Er war schlicht und einfach, was das Aussehen und seine
Kleidung betraf. Als wir ihn das erste Mal sahen, dachten wir,
er sei eine Hilfskraft für die Soldaten. Erst nach einer Weile
lernten wir seinen wahren Charakter kennen. Seine Denkweise
gingen immer über das Übliche hinaus. Statt sich mit seinem
Aussehen zu beschäftigen, achtete er mehr auf das Innere.
Seinen Kameraden folgten seinem Beispiel.
Er sagte immer: „Wichtiger für unsere Kameraden ist, dass
wir etwas für ihre Bildung und Spiritualität tun und soweit
wie möglich mit ihnen befreundet sind und nicht, dass wir für
sie gleiche Militäruniformen entwerfen.“ Das Resultat seiner
Denkweise zeichnete sich bei den Truppen-Einsätzen deutlich
ab. Trotz allem waren manche mit seiner Einstellung nicht
einverstanden.
***
Ibrahim hatte einen Stoff mit Leoparden Muster gekauft, gab
diesen einem Schneider, der ihm damit kurdische Kleidung
anfertigen sollte. Am nächsten Tag holte er sie ab und zog sie
an. Es sah sehr schön aus. Er verließ damit den Stützpunkt und
kam eine Stunde später wieder zurück jedoch mit der üblichen
Uniform! Ich fragte nach seiner neuen Kleidung. Er sagte,
einem der jungen Kurden gefiel sie und er hätte sie ihm
geschenkt!
Seine Uhr hatte er auch jemandem gegeben. Die Person fragte
nur nach der Uhrzeit und Ibrahim schenkte sie ihm sofort!
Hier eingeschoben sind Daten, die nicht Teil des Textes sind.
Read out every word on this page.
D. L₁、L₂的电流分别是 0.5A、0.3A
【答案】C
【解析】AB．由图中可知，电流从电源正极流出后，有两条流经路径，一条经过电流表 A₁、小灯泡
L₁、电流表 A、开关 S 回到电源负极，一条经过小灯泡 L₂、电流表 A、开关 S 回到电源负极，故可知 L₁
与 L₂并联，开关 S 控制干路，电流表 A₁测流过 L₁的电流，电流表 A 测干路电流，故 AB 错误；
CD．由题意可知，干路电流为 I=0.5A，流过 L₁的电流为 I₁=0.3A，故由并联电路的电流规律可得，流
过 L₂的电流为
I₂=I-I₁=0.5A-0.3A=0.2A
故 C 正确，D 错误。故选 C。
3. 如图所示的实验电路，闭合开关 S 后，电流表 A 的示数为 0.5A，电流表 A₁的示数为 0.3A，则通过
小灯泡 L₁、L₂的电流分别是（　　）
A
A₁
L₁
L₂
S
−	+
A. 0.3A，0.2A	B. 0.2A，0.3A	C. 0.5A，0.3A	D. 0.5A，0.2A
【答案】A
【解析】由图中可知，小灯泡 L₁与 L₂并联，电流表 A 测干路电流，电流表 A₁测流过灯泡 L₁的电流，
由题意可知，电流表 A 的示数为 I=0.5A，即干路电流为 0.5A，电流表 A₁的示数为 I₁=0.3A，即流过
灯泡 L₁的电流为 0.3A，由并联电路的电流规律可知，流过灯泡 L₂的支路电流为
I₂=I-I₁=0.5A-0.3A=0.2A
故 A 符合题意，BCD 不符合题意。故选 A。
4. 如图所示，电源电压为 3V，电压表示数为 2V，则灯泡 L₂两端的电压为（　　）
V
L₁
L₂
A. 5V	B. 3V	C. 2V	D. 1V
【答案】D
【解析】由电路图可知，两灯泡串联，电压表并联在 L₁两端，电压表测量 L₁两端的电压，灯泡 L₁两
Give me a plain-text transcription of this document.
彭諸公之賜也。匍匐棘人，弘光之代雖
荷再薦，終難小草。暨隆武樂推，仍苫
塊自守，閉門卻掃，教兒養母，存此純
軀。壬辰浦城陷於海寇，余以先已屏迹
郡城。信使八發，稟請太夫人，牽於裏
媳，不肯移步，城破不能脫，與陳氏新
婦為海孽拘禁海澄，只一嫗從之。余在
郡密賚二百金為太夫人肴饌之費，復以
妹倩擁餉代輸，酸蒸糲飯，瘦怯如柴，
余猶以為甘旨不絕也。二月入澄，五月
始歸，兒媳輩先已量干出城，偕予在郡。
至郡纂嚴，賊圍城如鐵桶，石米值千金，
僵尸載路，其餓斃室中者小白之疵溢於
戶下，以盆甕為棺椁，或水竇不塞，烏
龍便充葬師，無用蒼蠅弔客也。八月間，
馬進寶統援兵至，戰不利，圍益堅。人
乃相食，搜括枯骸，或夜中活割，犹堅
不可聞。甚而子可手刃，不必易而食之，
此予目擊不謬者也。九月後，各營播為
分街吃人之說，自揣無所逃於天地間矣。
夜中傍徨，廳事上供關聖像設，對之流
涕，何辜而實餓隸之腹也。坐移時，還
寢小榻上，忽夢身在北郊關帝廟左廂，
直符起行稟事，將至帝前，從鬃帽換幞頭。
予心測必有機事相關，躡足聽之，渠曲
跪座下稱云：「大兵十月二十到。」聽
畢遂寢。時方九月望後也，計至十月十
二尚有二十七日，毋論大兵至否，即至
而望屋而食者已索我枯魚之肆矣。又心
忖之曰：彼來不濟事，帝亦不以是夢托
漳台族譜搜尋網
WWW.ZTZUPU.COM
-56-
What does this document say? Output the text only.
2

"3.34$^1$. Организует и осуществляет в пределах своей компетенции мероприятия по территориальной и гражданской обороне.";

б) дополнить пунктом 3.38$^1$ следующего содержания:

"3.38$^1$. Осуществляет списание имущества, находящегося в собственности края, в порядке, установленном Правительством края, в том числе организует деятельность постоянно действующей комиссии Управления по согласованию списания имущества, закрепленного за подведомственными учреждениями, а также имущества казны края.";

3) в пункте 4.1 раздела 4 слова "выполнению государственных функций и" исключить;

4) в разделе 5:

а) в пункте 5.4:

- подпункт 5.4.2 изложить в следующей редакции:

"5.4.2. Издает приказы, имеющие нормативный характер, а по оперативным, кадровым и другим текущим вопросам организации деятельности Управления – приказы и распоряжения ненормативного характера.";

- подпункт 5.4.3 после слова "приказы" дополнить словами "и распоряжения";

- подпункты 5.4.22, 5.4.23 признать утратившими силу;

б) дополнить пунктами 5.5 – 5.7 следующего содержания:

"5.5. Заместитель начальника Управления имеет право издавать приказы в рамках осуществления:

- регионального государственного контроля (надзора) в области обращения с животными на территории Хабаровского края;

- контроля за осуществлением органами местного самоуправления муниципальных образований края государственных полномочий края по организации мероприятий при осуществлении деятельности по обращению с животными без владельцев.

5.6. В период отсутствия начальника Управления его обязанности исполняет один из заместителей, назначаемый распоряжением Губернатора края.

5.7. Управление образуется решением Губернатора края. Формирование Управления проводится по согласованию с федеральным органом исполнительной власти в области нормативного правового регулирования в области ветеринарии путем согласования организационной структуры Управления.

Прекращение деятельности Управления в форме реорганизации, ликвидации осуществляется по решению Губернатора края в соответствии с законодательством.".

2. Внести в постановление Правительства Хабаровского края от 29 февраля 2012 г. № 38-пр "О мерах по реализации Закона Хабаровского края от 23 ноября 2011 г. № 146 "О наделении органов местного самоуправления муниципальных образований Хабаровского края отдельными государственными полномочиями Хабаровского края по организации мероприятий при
Solche einfachen Dinge führten dazu, dass viele der hier
ansässigen Kurden von Ibrahim begeistert waren und sich der
Andarzgu-Truppe anschlossen. Ibrahim war zwar schlicht
angezogen, aber er war über die politischen Fragen wohl
informiert und analysierte politische Ereignisse und Vorgänge
äußerst gut.
Kurz nachdem die Bilder von Imam Khomeini und dem
verstorbenen Schahid Beheschti im Stützpunkt aufgehängt worden
waren, kam aus dem Kommandobüro aller Streitkräfte, das unter
der Aufsicht von Bani Sadr verwaltet wurde, eine Anordnung die
Truppe abzuziehen, aber der Militär-Kommandeur der Region
meinte, die Anwesenheit der Truppe wäre hier notwendig. All
unsere Angriffe werden durch diese Truppe organisiert und
ausgeführt. Nachdem dieser Kommandeur der Sache weiterhin
nachging, wurde die Aktion gestoppt.
Plötzlich eines Morgens wurde verkündet, dass Bani Sadr
Kermanschah besichtigen möchte. Ibrahim, Jawad und andere
machten sich mit Hadj Hassan auf den Weg nach Kermanschah. Die
Militärkommandeure warteten bereits mit ordentlichen Uniformen
auf Bani Sadr. Aber die Mitglieder der Andarsgu-Truppe hätte
man sehen müssen. Sie empfingen ihn mit denselben kurdischen
Hosen und ihrem üblichen Aussehen! Sie sagten: „Wir wollen mit
diesem Menschen sprechen, um zu sehen, mit welcher
militärischen Sichtweise er den Krieg leitet!”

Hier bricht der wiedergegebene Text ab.